Treffen der EU-Konsuln in der Deutschen Botschaft

In der vergangenen Woche fand im Rahmen der deutschen Ratspräsidentschaft ein Treffen der Konsuln der in Budapest vertretenen EU-Auslandsvertretungen in der Deutschen Botschaft statt, bei dem aktuelle Fragen aus dem Rechts- und Konsularwesen diskutiert wurden. Auf der Tagesordnung standen Fragen der Visa-Erteilung, konsularische Angelegenheiten wie die Möglichkeiten der Adoption von ungarischen Kindern durch EU-Ausländer sowie der aktuelle Sachstand des Schengen-Beitritts von Ungarn. Dazu hatte die Deutsche Botschaft mit Herrn Endre Szabó einen Gastreferenten aus dem Außenministerium eingeladen.

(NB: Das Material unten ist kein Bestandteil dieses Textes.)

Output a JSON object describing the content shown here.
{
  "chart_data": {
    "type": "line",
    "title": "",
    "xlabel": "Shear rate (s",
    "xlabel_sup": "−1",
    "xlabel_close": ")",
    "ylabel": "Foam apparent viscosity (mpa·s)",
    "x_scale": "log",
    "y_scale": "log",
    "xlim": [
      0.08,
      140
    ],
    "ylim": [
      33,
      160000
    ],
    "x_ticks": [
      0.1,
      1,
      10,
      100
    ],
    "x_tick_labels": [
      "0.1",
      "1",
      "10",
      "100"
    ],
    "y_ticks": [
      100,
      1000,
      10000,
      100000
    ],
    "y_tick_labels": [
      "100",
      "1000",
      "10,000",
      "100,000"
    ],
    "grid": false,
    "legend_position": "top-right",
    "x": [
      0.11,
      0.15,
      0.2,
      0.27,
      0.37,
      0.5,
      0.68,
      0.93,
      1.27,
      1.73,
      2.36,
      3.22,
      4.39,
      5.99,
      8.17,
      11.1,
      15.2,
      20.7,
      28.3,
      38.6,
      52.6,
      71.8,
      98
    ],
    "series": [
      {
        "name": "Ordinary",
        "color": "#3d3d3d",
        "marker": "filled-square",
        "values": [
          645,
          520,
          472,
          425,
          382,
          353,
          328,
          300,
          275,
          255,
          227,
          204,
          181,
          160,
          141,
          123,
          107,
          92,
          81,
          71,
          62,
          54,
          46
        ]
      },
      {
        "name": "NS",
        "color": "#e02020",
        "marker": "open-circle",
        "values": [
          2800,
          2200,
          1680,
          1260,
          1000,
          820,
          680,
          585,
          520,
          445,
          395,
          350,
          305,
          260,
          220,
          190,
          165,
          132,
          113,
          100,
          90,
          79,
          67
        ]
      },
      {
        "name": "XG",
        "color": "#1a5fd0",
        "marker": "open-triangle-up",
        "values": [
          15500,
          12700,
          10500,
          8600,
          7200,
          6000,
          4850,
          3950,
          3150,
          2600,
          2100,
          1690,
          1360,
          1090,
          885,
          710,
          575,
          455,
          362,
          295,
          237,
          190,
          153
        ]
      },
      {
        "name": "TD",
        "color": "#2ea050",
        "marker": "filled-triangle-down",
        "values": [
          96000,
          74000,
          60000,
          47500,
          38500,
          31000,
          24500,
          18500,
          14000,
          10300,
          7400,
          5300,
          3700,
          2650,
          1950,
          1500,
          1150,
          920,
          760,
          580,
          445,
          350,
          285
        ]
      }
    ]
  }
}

Endre Szabó berichtete, dass nach derzeitigem Stand der Beitritt zum Schengener Abkommen zum 1. Januar 2008 für Land- und Seeweg erfolgen wird. Zum 1. März 2008 werden nach seiner Auskunft auch die notwendigen Voraussetzungen für den Beitritt des Luftwegs erfüllt sein.

Anders als der EU-Beitritt der zu einem bestimmten Datum erfolgte, ist der Beitritt zum Schengener Abkommen an die Erfüllung bestimmter Voraussetzungen geknüpft – wie die z.B. die Bereitstellung von entsprechender Hard- und Software an den Grenzstellen.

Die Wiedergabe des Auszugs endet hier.